Making the gray cells happy
Neutrons show a connection between lithium concentration and depression
Wenzel Schürmann / TUM
Lithium is familiar to many of us from rechargeable batteries. Most people ingest lithium on a daily basis in drinking water. International studies have shown that a higher natural lithium content in drinking water coincides with a lower suicide rate among the population.
In much higher concentrations lithium salts have been used for decades to treat mania and depressive disturbances. However, the exact role lithium plays in the brain is still unknown.
Physicists and neuropathologists at the Technical University of Munich joined forensic medical experts at Ludwig-Maximilian-University of Munich (LMU) and an expert team from the Research Neutron Source Heinz Maier-Leibnitz (FRM II) to develop a method which can be used to precisely determine the distribution of lithium in the human brain. The team hopes to be able to draw conclusions for therapy as well as to gain a better understanding of the physiological processes involved in depression.
Neutrons detect the slightest traces of lithium
The scientists investigated the brain of a suicidal patient and compared it with two control persons. The investigation focused on the ratio of the lithium concentration in white brain matter to the concentration in the gray matter of the brain.
In order to determine where how much lithium is present in the brain, the researchers analyzed 150 samples from various brain regions – for example those regions which are presumably responsible for processing feelings. At the FRM II Prompt Gamma-Ray Activation Analysis (PGAA) instrument the researchers irradiated thin brain sections with neutrons.

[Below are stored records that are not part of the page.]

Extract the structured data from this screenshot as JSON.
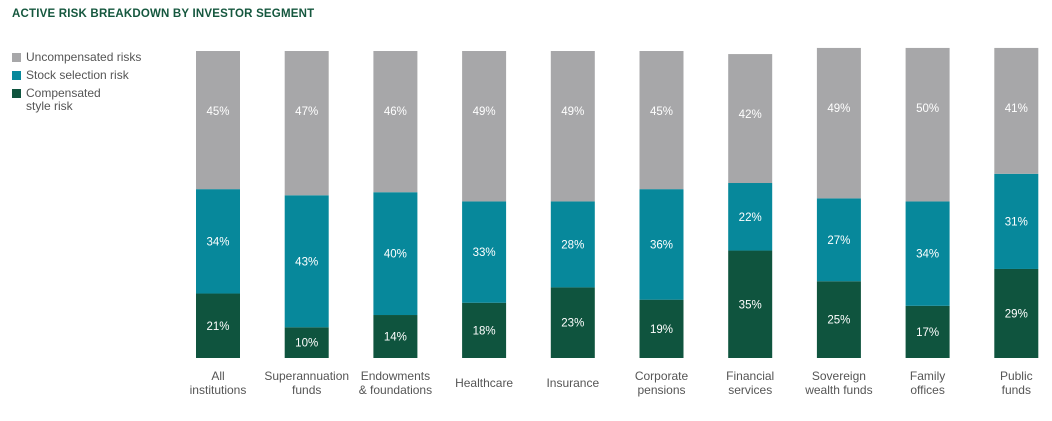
{
  "title": "ACTIVE RISK BREAKDOWN BY INVESTOR SEGMENT",
  "colors": {
    "uncompensated": "#a7a7a9",
    "stock_selection": "#07889b",
    "compensated": "#0f543e",
    "title": "#15573e"
  },
  "legend": [
    {
      "label": "Uncompensated risks",
      "color": "#a7a7a9"
    },
    {
      "label": "Stock selection risk",
      "color": "#07889b"
    },
    {
      "label": "Compensated\nstyle risk",
      "color": "#0f543e"
    }
  ],
  "chart_data": {
    "type": "bar",
    "stacked": true,
    "title": "ACTIVE RISK BREAKDOWN BY INVESTOR SEGMENT",
    "categories": [
      "All\ninstitutions",
      "Superannuation\nfunds",
      "Endowments\n& foundations",
      "Healthcare",
      "Insurance",
      "Corporate\npensions",
      "Financial\nservices",
      "Sovereign\nwealth funds",
      "Family\noffices",
      "Public\nfunds"
    ],
    "series": [
      {
        "name": "Compensated style risk",
        "values": [
          21,
          10,
          14,
          18,
          23,
          19,
          35,
          25,
          17,
          29
        ],
        "color": "#0f543e"
      },
      {
        "name": "Stock selection risk",
        "values": [
          34,
          43,
          40,
          33,
          28,
          36,
          22,
          27,
          34,
          31
        ],
        "color": "#07889b"
      },
      {
        "name": "Uncompensated risks",
        "values": [
          45,
          47,
          46,
          49,
          49,
          45,
          42,
          49,
          50,
          41
        ],
        "color": "#a7a7a9"
      }
    ],
    "value_suffix": "%",
    "ylim": [
      0,
      100
    ],
    "legend_position": "top-left",
    "grid": false
  }
}
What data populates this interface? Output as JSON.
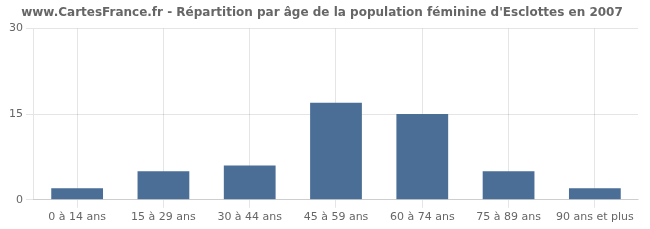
{
  "chart_data": {
    "type": "bar",
    "title": "www.CartesFrance.fr - Répartition par âge de la population féminine d'Esclottes en 2007",
    "categories": [
      "0 à 14 ans",
      "15 à 29 ans",
      "30 à 44 ans",
      "45 à 59 ans",
      "60 à 74 ans",
      "75 à 89 ans",
      "90 ans et plus"
    ],
    "values": [
      2,
      5,
      6,
      17,
      15,
      5,
      2
    ],
    "color": "#4a6e96",
    "ylim": [
      0,
      30
    ],
    "yticks": [
      0,
      15,
      30
    ],
    "grid": true
  }
}
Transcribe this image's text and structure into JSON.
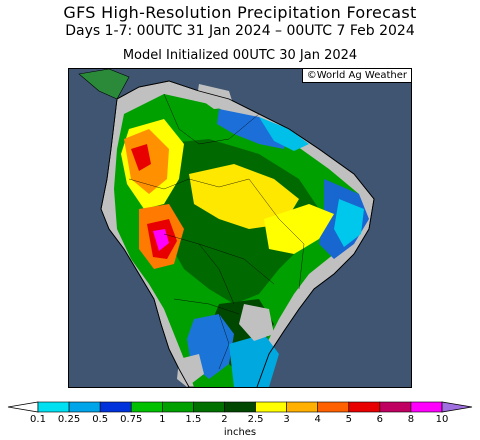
{
  "title": "GFS High-Resolution Precipitation Forecast",
  "subtitle": "Days 1-7: 00UTC 31 Jan 2024 – 00UTC 7 Feb 2024",
  "init_line": "Model Initialized 00UTC 30 Jan 2024",
  "credit": "©World Ag Weather",
  "legend": {
    "units": "inches",
    "labels": [
      "0.1",
      "0.25",
      "0.5",
      "0.75",
      "1",
      "1.5",
      "2",
      "2.5",
      "3",
      "4",
      "5",
      "6",
      "8",
      "10"
    ],
    "colors": [
      "#00e0f0",
      "#00a4e8",
      "#0032dc",
      "#00c000",
      "#00a000",
      "#007000",
      "#004800",
      "#ffff00",
      "#ffb000",
      "#ff6000",
      "#e80000",
      "#c00060",
      "#ff00ff",
      "#a070e0"
    ]
  },
  "map": {
    "ocean_color": "#3f5572",
    "land_dry_color": "#c0c0c0",
    "region": "South America"
  }
}
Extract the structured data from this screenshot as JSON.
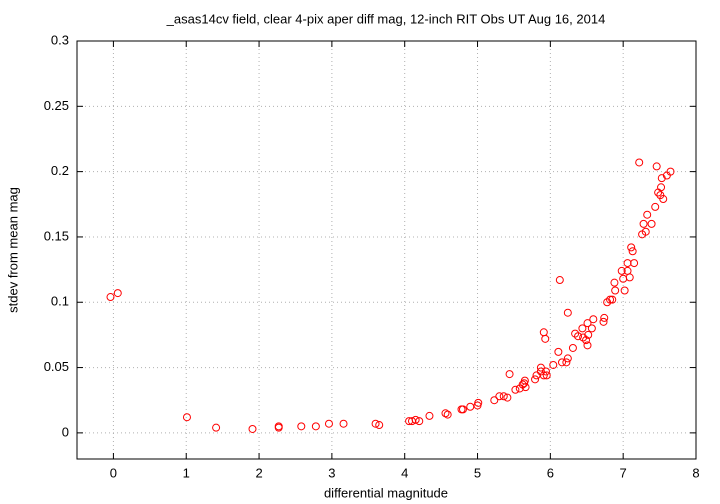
{
  "chart_data": {
    "type": "scatter",
    "title": "_asas14cv field, clear 4-pix aper diff mag,  12-inch RIT Obs UT Aug 16, 2014",
    "xlabel": "differential magnitude",
    "ylabel": "stdev from mean mag",
    "xlim": [
      -0.5,
      8
    ],
    "ylim": [
      -0.02,
      0.3
    ],
    "xticks": [
      0,
      1,
      2,
      3,
      4,
      5,
      6,
      7,
      8
    ],
    "yticks": [
      0,
      0.05,
      0.1,
      0.15,
      0.2,
      0.25,
      0.3
    ],
    "grid": true,
    "color": "#ff0000",
    "x": [
      -0.04,
      0.06,
      1.01,
      1.41,
      1.91,
      2.27,
      2.27,
      2.58,
      2.78,
      2.96,
      3.16,
      3.6,
      3.65,
      4.06,
      4.1,
      4.15,
      4.2,
      4.34,
      4.56,
      4.59,
      4.78,
      4.8,
      4.9,
      5.0,
      5.01,
      5.23,
      5.3,
      5.36,
      5.41,
      5.44,
      5.52,
      5.58,
      5.62,
      5.65,
      5.66,
      5.64,
      5.79,
      5.81,
      5.87,
      5.87,
      5.91,
      5.91,
      5.93,
      5.94,
      5.95,
      6.04,
      6.11,
      6.13,
      6.16,
      6.22,
      6.24,
      6.24,
      6.31,
      6.34,
      6.38,
      6.44,
      6.45,
      6.51,
      6.49,
      6.51,
      6.52,
      6.57,
      6.59,
      6.73,
      6.74,
      6.78,
      6.82,
      6.85,
      6.88,
      6.89,
      6.98,
      7.0,
      7.02,
      7.06,
      7.06,
      7.09,
      7.11,
      7.13,
      7.15,
      7.22,
      7.26,
      7.28,
      7.31,
      7.33,
      7.39,
      7.44,
      7.46,
      7.48,
      7.51,
      7.52,
      7.53,
      7.55,
      7.6,
      7.65
    ],
    "values": [
      0.104,
      0.107,
      0.012,
      0.004,
      0.003,
      0.005,
      0.004,
      0.005,
      0.005,
      0.007,
      0.007,
      0.007,
      0.006,
      0.009,
      0.009,
      0.01,
      0.009,
      0.013,
      0.015,
      0.014,
      0.018,
      0.018,
      0.02,
      0.021,
      0.023,
      0.025,
      0.028,
      0.028,
      0.027,
      0.045,
      0.033,
      0.034,
      0.037,
      0.04,
      0.035,
      0.038,
      0.041,
      0.044,
      0.047,
      0.05,
      0.044,
      0.077,
      0.072,
      0.047,
      0.044,
      0.052,
      0.062,
      0.117,
      0.054,
      0.054,
      0.057,
      0.092,
      0.065,
      0.076,
      0.074,
      0.08,
      0.073,
      0.084,
      0.071,
      0.067,
      0.075,
      0.08,
      0.087,
      0.085,
      0.088,
      0.1,
      0.102,
      0.102,
      0.115,
      0.109,
      0.124,
      0.118,
      0.109,
      0.13,
      0.124,
      0.119,
      0.142,
      0.139,
      0.13,
      0.207,
      0.152,
      0.16,
      0.154,
      0.167,
      0.16,
      0.173,
      0.204,
      0.184,
      0.182,
      0.188,
      0.195,
      0.179,
      0.197,
      0.2
    ]
  }
}
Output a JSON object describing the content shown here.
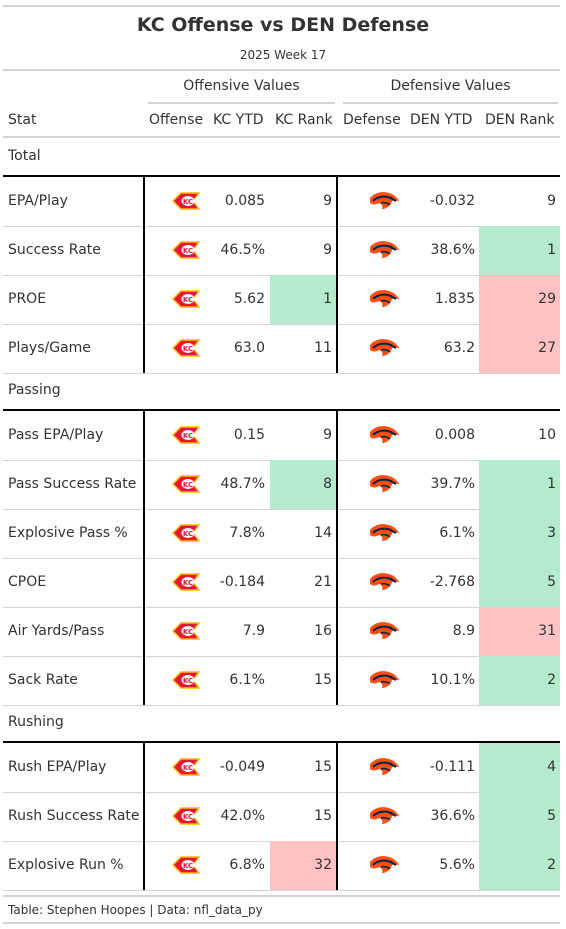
{
  "table": {
    "title": "KC Offense vs DEN Defense",
    "subtitle": "2025 Week 17",
    "spanners": {
      "offense": "Offensive Values",
      "defense": "Defensive Values"
    },
    "columns": {
      "stat": "Stat",
      "offense": "Offense",
      "kc_ytd": "KC YTD",
      "kc_rank": "KC Rank",
      "defense": "Defense",
      "den_ytd": "DEN YTD",
      "den_rank": "DEN Rank"
    },
    "groups": [
      {
        "label": "Total",
        "rows": [
          {
            "stat": "EPA/Play",
            "kc_ytd": "0.085",
            "kc_rank": "9",
            "den_ytd": "-0.032",
            "den_rank": "9"
          },
          {
            "stat": "Success Rate",
            "kc_ytd": "46.5%",
            "kc_rank": "9",
            "den_ytd": "38.6%",
            "den_rank": "1"
          },
          {
            "stat": "PROE",
            "kc_ytd": "5.62",
            "kc_rank": "1",
            "den_ytd": "1.835",
            "den_rank": "29"
          },
          {
            "stat": "Plays/Game",
            "kc_ytd": "63.0",
            "kc_rank": "11",
            "den_ytd": "63.2",
            "den_rank": "27"
          }
        ]
      },
      {
        "label": "Passing",
        "rows": [
          {
            "stat": "Pass EPA/Play",
            "kc_ytd": "0.15",
            "kc_rank": "9",
            "den_ytd": "0.008",
            "den_rank": "10"
          },
          {
            "stat": "Pass Success Rate",
            "kc_ytd": "48.7%",
            "kc_rank": "8",
            "den_ytd": "39.7%",
            "den_rank": "1"
          },
          {
            "stat": "Explosive Pass %",
            "kc_ytd": "7.8%",
            "kc_rank": "14",
            "den_ytd": "6.1%",
            "den_rank": "3"
          },
          {
            "stat": "CPOE",
            "kc_ytd": "-0.184",
            "kc_rank": "21",
            "den_ytd": "-2.768",
            "den_rank": "5"
          },
          {
            "stat": "Air Yards/Pass",
            "kc_ytd": "7.9",
            "kc_rank": "16",
            "den_ytd": "8.9",
            "den_rank": "31"
          },
          {
            "stat": "Sack Rate",
            "kc_ytd": "6.1%",
            "kc_rank": "15",
            "den_ytd": "10.1%",
            "den_rank": "2"
          }
        ]
      },
      {
        "label": "Rushing",
        "rows": [
          {
            "stat": "Rush EPA/Play",
            "kc_ytd": "-0.049",
            "kc_rank": "15",
            "den_ytd": "-0.111",
            "den_rank": "4"
          },
          {
            "stat": "Rush Success Rate",
            "kc_ytd": "42.0%",
            "kc_rank": "15",
            "den_ytd": "36.6%",
            "den_rank": "5"
          },
          {
            "stat": "Explosive Run %",
            "kc_ytd": "6.8%",
            "kc_rank": "32",
            "den_ytd": "5.6%",
            "den_rank": "2"
          }
        ]
      }
    ],
    "offense_logo": "kc-chiefs-arrowhead-icon",
    "defense_logo": "den-broncos-horse-head-icon",
    "highlight_colors": {
      "good_rank": "#b3ebcc",
      "bad_rank": "#ffc2c2"
    },
    "footer": "Table: Stephen Hoopes | Data: nfl_data_py"
  }
}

"One lithium isotope is especially good at capturing neutrons; it then decays into a helium atom and a tritium atom," explains Dr. Roman Gernhäuser of the Central Technology Laboratory of the TUM Department of Physics. The two decay products are captured by detectors in front of and behind the sample and thus provide information on where exactly the lithium is located in the brain section.
Since the lithium concentration in the brain is usually very low, it is also very difficult to ascertain. "Until now it wasn't possible to detect such small traces of lithium in the brain in a spatially resolved manner," says Dr. Jutta Schöpfer of the LMU Munich Institute for Forensic Medicine. "One special aspect of the investigation using neutrons is that our samples are not destroyed. That means we can repeatedly examine them several times over a longer period of time," Gernhäuser points out.
Significant difference between healthy and depressive patients
"We saw that there was significantly more lithium present in the white matter of the healthy person than in the gray matter. By contrast, the suicidal patient had a balanced distribution, without a measurable systematic difference," summarizes Dr. Roman Gernhäuser.
"Our results are fairly groundbreaking, because we were able for the first time to ascertain the distribution of lithium under physiological conditions," Schöpfer is glad to report. "Since we were able to ascertain trace quantities of the element in the brain without first administering medication and because the distribution is so clearly different, we assume that lithium indeed has an important function in the body."
Just a beginning
"Of course the fact that we were only able to investigate brain sections from three persons marks only a beginning," Gernhäuser admits. "However, in each case we were able to investigate many different brain regions which confirmed the systematic behavior."
"We would be able to find out much more with more patients, whose life stories would also be better known," says Gernhäuser, adding that it might then also be possible to answer the question as to whether the deviating lithium distribution in depressive persons is a cause or a result of the illness.